In any event, Creedon said, the critical question would be: “What is it we want to hold at risk, what really is the threat? Because [an increase in Russian weapon systems] may not be an increased threat — it may be just more numbers. It’s way more complicated than just saying if they go to 250 and we have 212, we have to go to 250.”
New START, signed in 2010, limits Russia and the US each to no more than 1,550 deployed strategic warheads and 700 deployed strategic delivery vehicles (meaning ICBMs, submarines and bombers).
The Trump Administration has been waffling on whether it will pursue a five-year treaty extension (that does not require Senate ratification) with Moscow. Instead, President Donald Trump has ordered his staff to begin work on a possible new trilateral nuclear arms control treaty that would include China — as well as cover sub-strategic weapons (of which the Russians have more than the US) not now covered by New START. Never mind that China for many years has refused to enter into nuclear arms control talks until Russia and the US reduce their arsenals to equal China’s some 300 warheads. Or that the Russians have said they will only trade sub-strategic weapons away if the US moves its nukes out of Europe and puts significant limitations on deployment of missile defenses — both conditions that the US would most certainly refuse.

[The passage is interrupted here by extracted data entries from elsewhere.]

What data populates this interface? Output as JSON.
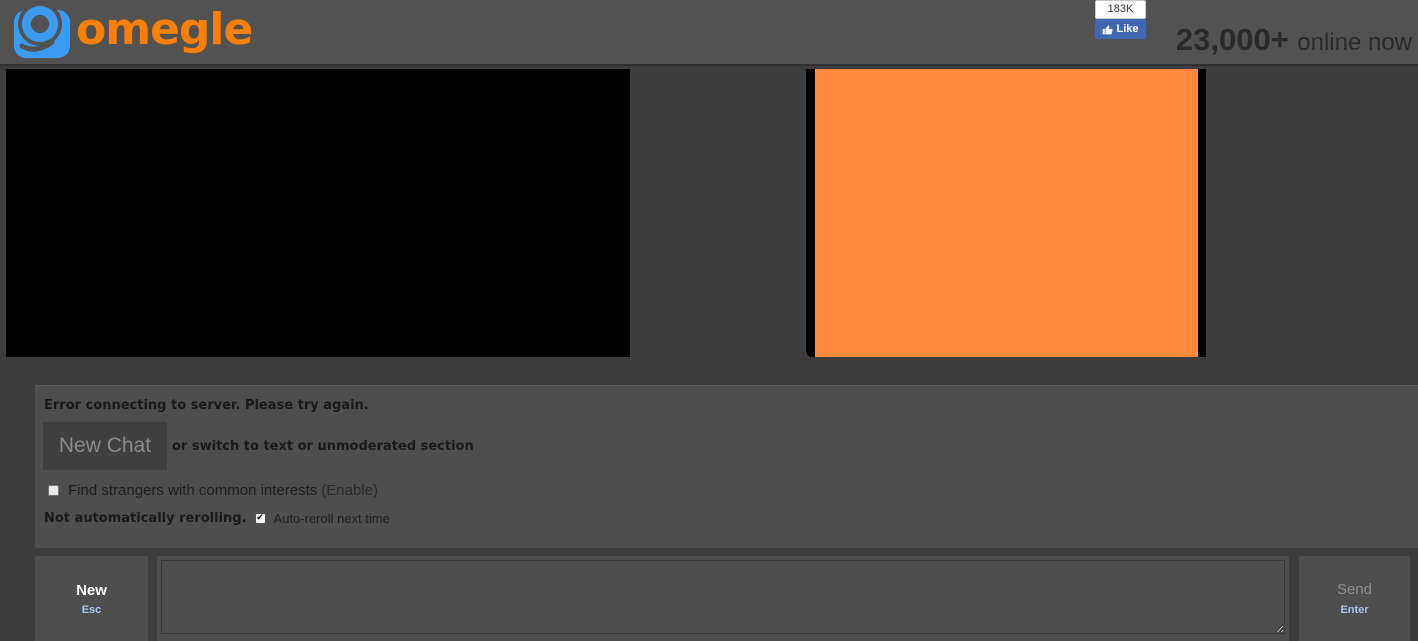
{
  "header": {
    "logo_text": "omegle",
    "fb_count": "183K",
    "fb_like_label": "Like",
    "online_count": "23,000+",
    "online_label": "online now"
  },
  "status": {
    "error_message": "Error connecting to server. Please try again.",
    "new_chat_label": "New Chat",
    "switch_text": "or switch to text or unmoderated section",
    "interests_label": "Find strangers with common interests",
    "enable_label": "(Enable)",
    "reroll_status": "Not automatically rerolling.",
    "auto_reroll_label": "Auto-reroll next time",
    "auto_reroll_checked": true,
    "interests_checked": false
  },
  "controls": {
    "new_label": "New",
    "new_key": "Esc",
    "send_label": "Send",
    "send_key": "Enter",
    "message_value": ""
  },
  "colors": {
    "accent_orange": "#ff7f00",
    "video_placeholder": "#ff893c",
    "fb_blue": "#4267b2",
    "key_hint": "#a9c4ef"
  },
  "icons": {
    "logo": "omegle-logo-icon",
    "like": "thumbs-up-icon",
    "checkmark": "checkmark-icon"
  }
}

Indeed, National Security Advisor John Bolton — who has never met an arms control treaty he didn’t hate — has said the White House probably will not extend the treaty, which it the only extant bilateral arms control treaty that limits the number of US and Russian strategic nuclear warheads and delivery systems. Arms control advocates, therefore, have accused the administration of using the proposed trilateral talks as an excuse to scrap New START.
Klotz warned that if there were a future build-up by both Russia and the US, the Russians would have the lead. “My thought is that at least initially the Russians would have the advantage because of the capabilities of the existing systems that they have … and the state of their nuclear weapons infrastructure.”
Russia, the other nuclear expert said, has open production lines for several types of nuclear weapons systems whereas the US does not.
Klotz also suggested that the arguments by those supporting abandoning New START and withdrawing from the 1987 Intermediate-Range Nuclear Forces (INF) treaty about the current threat from non-controlled Russian “exotic” weapons — such as the Poseidon nuclear-powered torpedo or hypersonic cruise missiles — are overblown. None of these Russian-media reported systems (some reports being more believable than others) likely will be deployed by 2026, when New START disappears for good and a new bilateral treaty will need to be negotiated anyway. So, he said, “it’s kind of a moot point.”
“What are the strategic implications of some of the exotics?” he added. “Do they really change the fundamental deterrent relationship — the relationship that provides for strategic stability — where both the United States and Russia can retaliate against nuclear aggression in a manner that raises the costs far above the benefits of doing so in the first place?”
Meanwhile, the Trump Administration is doing battle on funding for nuclear weapon systems with the Democratic House as it takes up the 2020 National Defense Authorization Act (NDAA) this week. In a July 9 Statement of Administration Policy submitted by the White House to the House Rules Committee, the administration pushes strongly back at House Armed Services Committee (HASC) cuts to the GBSD program. It also objects mightily to the HASC move to block all funding for a new, low-yield nuclear warhead for the Trident missile submarines.